- Homecare service
Unite Highland Care Limited
Report from 27 April 2025 assessment
Contents
On this page
- Overview
- Learning culture
- Safe systems, pathways and transitions
- Safeguarding
- Involving people to manage risks
- Safe environments
- Safe and effective staffing
- Infection prevention and control
- Medicines optimisation
Safe
Safe – this means we looked for evidence that people were protected from abuse and avoidable harm. At our last assessment we rated this key question Inadequate. At this assessment the rating has changed to Good. This meant people were safe and protected from avoidable harm.
At this assessment we identified that the provider had improved systems and processes to keep people safe. There were some areas that improvements were still needed, such as medicines management, and ensuring that care plans and risk assessments contained sufficient person-centred guidance. However, other areas had improved including safeguarding processes, the safe allocation and recruitment of staff and infection prevention and control strategies.
This service scored 69 (out of 100) for this area. Find out what we look at when we assess this area and How we calculate these scores.
Learning culture
Since our last assessment, the provider had implemented a new process to ensure that all incidents were documented. All incidents were collated on a matrix, which the provider reviewed to ensure that appropriate action had been taken. For example, when a person had an unwitnessed fall action was taken to refer them for support from other healthcare professionals. This included ensuring that appropriate authorities were informed about events as required.
Safe systems, pathways and transitions
Since our last assessment, the provider worked with people and healthcare partners to establish and maintain safe systems of care, in which safety was managed or monitored. They made sure there was continuity of care, including when people moved between different services, including for example when people went into hospital. People were now involved in their care and treatment, through care reviews and regular calls with staff. Following reviews of care, risk assessments and care plans were updated appropriately.
Safeguarding
The provider had implemented new processes and systems to ensure that safeguarding concerns were documented, reported and reviewed for analysis. All incidents were now documented, and concerns escalated to the provider to share with the local authority safeguarding team. The provider had implemented a new safeguarding log that captured all incidents, and actions taken to address the incidents, and learn and improve. Concerns were now being shared appropriately with the local authority safeguarding team.

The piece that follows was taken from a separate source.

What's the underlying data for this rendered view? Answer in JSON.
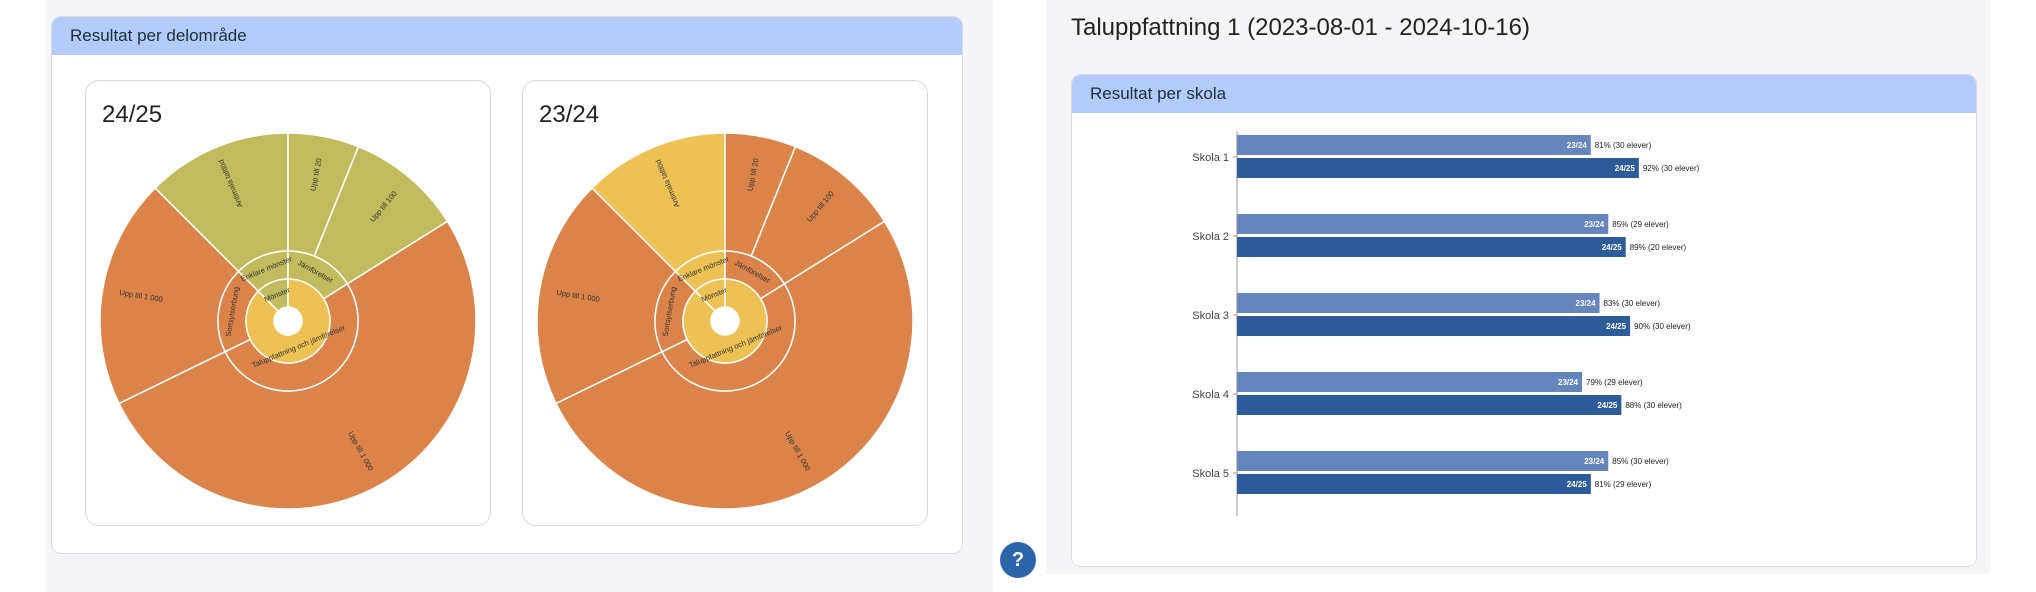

Involving people to manage risks
Since our last assessment, the provider had reviewed and improved people’s care plans and risk assessments. There was now mostly guidance in place to inform staff how best to support people with complex health conditions, and how to escalate concerns about these, for example diabetes. The provider had worked with people where possible to involve them in creating their care plans. However, there were still some areas where care plans and risk assessments needed to be improved or needed more clarity. For example, where people were supported by other organisations or providers it was not always clear within the guidance who was responsible for parts of care and support. People we spoke with, and staff knew the remits of each organisation. We discussed this with the provider, who agreed that improvements could be made. People and relatives told us they felt safe, and that their loved one was safe.
Safe environments
Since our last assessment, the provider now detected and controlled potential risks in the care environment. They made sure equipment, facilities and technology supported the delivery of safe care. Following our last assessment, the provider removed CCTV that was in place in some people’s houses. The provider supported people to raise concerns about their accommodation when needed, for example, when one person’s house needed some improvements the provider raised this with the landlord and these were completed.
Safe and effective staffing
Since our last assessment, the provider had made improvements with the arrangements of staff. We saw that staff travel time was allocated to staff to ensure they had time to travel between care calls. Staff told us that since our assessment, the allocation of work had improved, and that staff were given notice in relation to rotas. Staff also told us that the opportunity to take annual leave had improved, which increased their well-being.
We found that the provider followed safe systems and processes to recruit staff. Staff had received a mixture of online training and face to face training, and following this the provider had assessed their competency in areas including medicines management and supporting people with epilepsy.
People and relatives fed back positively about staffing. A relative told us, “We’ve never had missed call. I generally get a phone call when they’re going to be late.” Another relative told us, “They (staff) are very pleasant people. They have 2 carers who alternate, they are brilliant.”
Infection prevention and control
The provider assessed and managed the risk of infection. They detected and controlled the risk of it spreading and shared concerns with appropriate agencies promptly. People and the relatives we spoke with told us that staff used appropriate personal protective equipment (PPE). Comments included, “They always wear gloves, aprons and masks,” and “They always wear PPE.” The provider completed ‘spot checks’ regularly to check that staff were following good infection prevention and control procedures including washing their hands.
Medicines optimisation
Since our last assessment, the provider had made improvements with their medicines administration and management. There was now a safe system in place to support people if they needed to take their medicines out with them. People’s capacity around medicines administration was assessed, and people had been supported to have medicines reviews to ensure that the medicine prescribed to them was still necessary. Where people were supported with medicated creams, staff documented this to ensure there was a clear record of the support the person received. However, when staff administered medicines to people, there was no count down sheet to inform them how many medicines remained in stock to ensure that people had received the medicine as prescribed. We discussed this with the provider who informed us they would implement this to support their medicines audits.